Так работали мы до последних дней сентября. Горизонт воды упал, и «Гаситель» уже не мог выйти из затона. Тогда нам приказано было поставить «Гаситель» на якорь э глубоком месте затона, а команде сойти на беpeг. С прискорбием в сердце выполняли мы этот приказ, снимали с любимого парохода все ценные детали, инструмент, брезент, золотники, опускали пары из обоих котлов. Люди сели в шлюпку...

Покинул я свой любимый пароход, на котором мечтал поработать до тех пор, пока силы не оставят меня; сошел на берег и почувствовал себя стариком. Наступили самые тяжелые дни в моей жизни. Мне было предложено отправиться в Москву за новым назначением.

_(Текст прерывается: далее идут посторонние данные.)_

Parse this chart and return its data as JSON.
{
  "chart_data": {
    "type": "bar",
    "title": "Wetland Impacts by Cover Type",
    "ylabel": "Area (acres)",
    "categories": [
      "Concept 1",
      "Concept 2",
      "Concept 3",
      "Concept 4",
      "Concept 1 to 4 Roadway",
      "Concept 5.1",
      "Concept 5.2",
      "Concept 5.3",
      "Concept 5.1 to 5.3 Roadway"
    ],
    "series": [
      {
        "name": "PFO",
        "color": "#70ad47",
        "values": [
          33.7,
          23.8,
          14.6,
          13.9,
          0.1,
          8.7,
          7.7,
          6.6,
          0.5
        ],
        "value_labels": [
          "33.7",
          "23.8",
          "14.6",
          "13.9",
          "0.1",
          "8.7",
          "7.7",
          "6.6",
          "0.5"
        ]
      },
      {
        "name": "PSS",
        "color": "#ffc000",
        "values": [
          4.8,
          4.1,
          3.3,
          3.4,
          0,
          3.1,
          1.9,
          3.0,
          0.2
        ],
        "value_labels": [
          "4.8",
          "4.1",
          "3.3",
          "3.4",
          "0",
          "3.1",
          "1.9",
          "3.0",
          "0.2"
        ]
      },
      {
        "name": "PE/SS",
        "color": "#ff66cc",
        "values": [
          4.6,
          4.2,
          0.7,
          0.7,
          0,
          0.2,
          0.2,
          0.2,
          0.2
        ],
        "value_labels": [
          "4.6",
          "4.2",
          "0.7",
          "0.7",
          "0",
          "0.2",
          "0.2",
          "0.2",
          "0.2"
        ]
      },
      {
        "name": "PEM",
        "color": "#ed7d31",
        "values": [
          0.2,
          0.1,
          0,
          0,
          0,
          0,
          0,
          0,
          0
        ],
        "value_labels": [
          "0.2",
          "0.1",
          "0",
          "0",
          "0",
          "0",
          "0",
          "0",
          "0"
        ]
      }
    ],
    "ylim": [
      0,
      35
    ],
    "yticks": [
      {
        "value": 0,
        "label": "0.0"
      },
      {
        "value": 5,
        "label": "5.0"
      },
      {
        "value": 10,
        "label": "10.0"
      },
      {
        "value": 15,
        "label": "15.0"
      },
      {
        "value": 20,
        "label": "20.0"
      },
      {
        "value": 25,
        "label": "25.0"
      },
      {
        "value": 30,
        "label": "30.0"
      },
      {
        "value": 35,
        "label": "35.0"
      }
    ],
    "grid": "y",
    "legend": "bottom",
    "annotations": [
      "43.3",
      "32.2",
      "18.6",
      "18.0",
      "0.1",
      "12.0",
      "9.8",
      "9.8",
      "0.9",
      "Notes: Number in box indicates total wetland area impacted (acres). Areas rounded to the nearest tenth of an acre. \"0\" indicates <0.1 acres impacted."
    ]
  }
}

До Москвы я не добрался. Некоторое время прожил в Саратове, но не по себе здесь мне было. То ли знал, что люди из команды «Гасителя» остались, то ли хотелось быть поближе к дочке. Через несколько недель снова вернулся в город. Последние сто километров пешком шел. Разыскал нашу оперативную группу и попросил, чтобы мне дали работу здесь же. Ведь наши волгари продолжали воевать.

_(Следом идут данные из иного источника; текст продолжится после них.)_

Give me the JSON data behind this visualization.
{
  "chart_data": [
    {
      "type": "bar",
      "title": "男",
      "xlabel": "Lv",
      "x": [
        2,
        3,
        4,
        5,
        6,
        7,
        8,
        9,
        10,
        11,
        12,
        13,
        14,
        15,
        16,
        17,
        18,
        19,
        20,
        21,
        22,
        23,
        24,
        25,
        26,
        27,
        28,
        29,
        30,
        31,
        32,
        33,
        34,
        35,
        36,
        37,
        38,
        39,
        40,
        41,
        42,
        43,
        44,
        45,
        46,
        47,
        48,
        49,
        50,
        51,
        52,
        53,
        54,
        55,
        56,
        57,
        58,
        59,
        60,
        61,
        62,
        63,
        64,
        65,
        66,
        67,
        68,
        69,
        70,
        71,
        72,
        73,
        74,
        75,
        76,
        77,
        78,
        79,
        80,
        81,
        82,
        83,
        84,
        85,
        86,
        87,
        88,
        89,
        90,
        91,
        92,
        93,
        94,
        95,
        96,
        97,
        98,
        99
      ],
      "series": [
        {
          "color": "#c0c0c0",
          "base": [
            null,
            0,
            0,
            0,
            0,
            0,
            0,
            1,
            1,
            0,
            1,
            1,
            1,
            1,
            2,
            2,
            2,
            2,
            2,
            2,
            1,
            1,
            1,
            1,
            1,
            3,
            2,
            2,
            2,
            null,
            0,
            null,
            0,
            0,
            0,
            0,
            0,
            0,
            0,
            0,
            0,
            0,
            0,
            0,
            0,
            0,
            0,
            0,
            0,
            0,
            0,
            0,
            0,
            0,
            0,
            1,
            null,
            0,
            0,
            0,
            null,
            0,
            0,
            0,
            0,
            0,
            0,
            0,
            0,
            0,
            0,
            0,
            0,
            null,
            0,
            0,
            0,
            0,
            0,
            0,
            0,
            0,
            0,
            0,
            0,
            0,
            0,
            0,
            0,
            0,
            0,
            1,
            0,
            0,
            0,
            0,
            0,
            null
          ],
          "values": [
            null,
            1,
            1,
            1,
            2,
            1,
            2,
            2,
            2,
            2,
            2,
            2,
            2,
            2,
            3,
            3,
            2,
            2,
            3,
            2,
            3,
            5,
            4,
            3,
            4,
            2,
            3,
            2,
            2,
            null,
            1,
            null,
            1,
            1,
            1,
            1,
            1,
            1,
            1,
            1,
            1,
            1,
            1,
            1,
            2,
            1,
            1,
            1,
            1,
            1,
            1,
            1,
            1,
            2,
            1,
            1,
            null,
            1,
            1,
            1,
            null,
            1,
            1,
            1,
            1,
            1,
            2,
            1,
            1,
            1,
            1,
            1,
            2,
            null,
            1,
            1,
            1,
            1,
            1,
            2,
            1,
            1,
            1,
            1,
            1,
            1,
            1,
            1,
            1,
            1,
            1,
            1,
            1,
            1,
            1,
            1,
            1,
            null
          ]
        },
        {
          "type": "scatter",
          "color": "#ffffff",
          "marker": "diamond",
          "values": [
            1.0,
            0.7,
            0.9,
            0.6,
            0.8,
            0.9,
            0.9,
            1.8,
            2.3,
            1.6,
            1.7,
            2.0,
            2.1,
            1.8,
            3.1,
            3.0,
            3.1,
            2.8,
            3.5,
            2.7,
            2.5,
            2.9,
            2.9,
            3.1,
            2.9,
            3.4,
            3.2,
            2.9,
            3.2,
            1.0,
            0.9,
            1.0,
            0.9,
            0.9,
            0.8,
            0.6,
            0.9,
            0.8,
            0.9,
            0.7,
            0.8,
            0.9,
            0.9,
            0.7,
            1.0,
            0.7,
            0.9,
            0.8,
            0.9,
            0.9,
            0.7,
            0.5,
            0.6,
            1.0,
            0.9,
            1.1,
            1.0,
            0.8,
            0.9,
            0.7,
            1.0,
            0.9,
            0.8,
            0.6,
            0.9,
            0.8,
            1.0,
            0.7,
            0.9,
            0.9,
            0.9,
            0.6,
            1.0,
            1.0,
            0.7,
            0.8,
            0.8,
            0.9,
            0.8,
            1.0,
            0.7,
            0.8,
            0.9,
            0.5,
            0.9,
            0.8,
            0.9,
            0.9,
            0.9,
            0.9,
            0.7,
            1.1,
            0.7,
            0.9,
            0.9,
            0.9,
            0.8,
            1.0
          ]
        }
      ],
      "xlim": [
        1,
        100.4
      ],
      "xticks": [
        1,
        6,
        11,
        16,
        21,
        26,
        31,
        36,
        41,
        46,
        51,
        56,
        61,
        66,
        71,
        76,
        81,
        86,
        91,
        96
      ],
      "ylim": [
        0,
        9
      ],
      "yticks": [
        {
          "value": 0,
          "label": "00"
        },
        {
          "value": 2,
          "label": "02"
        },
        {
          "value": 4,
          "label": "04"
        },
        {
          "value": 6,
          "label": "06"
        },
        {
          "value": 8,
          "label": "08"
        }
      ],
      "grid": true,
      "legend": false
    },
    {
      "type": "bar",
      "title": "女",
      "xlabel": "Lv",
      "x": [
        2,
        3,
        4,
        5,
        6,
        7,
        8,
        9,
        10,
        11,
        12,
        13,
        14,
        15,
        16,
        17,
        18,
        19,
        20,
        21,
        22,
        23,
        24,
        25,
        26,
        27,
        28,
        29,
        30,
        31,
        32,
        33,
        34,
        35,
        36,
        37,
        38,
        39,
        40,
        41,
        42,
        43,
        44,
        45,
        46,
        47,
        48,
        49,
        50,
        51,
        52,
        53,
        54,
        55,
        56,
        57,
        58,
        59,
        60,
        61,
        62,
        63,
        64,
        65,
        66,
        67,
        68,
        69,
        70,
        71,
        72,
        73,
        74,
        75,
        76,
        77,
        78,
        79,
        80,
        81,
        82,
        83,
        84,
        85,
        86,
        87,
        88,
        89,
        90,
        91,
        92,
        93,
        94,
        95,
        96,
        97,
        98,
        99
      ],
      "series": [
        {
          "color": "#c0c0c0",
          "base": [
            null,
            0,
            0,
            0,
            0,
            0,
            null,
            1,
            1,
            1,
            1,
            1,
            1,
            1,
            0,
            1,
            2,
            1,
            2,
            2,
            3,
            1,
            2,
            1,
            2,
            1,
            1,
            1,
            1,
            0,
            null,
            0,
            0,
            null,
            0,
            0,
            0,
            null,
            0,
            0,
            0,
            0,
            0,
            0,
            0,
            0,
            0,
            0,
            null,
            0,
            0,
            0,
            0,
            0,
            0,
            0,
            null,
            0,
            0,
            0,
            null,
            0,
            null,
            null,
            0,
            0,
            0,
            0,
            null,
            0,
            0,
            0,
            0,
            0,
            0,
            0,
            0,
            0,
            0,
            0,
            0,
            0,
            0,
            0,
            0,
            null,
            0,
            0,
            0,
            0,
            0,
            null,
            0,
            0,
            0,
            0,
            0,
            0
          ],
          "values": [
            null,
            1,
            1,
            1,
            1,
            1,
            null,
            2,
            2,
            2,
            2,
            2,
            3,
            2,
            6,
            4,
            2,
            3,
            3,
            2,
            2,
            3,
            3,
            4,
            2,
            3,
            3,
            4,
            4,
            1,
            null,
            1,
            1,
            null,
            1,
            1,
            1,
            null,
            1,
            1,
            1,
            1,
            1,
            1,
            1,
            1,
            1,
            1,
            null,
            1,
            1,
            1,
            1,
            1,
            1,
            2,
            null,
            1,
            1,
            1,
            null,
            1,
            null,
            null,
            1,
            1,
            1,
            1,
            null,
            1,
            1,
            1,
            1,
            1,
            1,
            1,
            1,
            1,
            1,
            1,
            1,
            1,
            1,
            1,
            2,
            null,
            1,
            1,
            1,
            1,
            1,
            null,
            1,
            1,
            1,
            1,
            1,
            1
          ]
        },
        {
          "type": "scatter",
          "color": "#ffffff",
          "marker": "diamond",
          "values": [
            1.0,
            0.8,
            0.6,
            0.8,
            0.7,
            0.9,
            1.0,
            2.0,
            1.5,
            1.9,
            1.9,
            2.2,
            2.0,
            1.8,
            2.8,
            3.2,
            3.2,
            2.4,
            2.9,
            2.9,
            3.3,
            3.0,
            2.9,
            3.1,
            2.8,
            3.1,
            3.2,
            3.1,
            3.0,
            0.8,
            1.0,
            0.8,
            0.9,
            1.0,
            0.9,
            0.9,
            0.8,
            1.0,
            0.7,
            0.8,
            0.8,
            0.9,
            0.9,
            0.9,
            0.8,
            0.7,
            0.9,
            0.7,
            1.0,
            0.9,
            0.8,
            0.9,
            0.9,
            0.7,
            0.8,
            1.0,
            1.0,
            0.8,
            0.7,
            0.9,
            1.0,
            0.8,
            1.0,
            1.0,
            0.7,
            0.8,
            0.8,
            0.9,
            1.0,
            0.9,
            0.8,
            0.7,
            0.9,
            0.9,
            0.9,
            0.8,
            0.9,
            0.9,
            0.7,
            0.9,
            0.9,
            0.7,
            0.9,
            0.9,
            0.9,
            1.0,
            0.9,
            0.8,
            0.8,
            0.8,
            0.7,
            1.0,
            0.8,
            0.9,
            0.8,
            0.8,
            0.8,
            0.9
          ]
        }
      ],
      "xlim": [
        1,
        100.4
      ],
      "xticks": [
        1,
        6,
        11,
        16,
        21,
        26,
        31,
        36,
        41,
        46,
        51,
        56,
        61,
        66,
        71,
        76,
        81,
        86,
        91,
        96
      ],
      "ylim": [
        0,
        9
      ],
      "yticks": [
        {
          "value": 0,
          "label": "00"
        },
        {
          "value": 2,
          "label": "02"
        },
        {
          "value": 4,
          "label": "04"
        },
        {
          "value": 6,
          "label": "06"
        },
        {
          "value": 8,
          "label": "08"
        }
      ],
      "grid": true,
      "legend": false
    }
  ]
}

Когда я пришел «Гаситель» мой уже не на якоре стоял, был затоплен по середине затона. Никто тогда не знал — вражеский ли снаряд в него попал или в старые пробоины проникла вода. Ввиду беспрерывного обстрела и бомбежки с воздуха нельзя тогда было установить, в чем дело. И тогда же я узнал, что пропала, точно растворилась в войне, моя Катя.. Известно было, что когда она возвращалась с задания, ее тяжело ранили гитлеровцы. Шкипер Платков, который переправлял ее с правого берега, рассказал, что Катя была ранена в руку, в грудь и в живот. Искал я дочь по всем госпиталям, чтобы хоть узнать, где могилка ее, но так и не напал на следы. Одно только было мне утешение, что все девушки, боевые подруги Кати, много хорошего мне о ней рассказывали: говорили, что она ничего не страшилась и с открытой душой выполняла приказы.

Как только кончились бои в нашем городе, второго же февраля пошел я на то место, где подо льдом на дне лежал «Гаситель». Стал все меры принимать, чтобы лед над ним облегчить. Когда подняли «Гаситель», все на нем оказалось в порядке; только пробоины надо было заделать.

Быстро восстановили мы пароход, и снова стал «Гаситель» выполнять свою службу.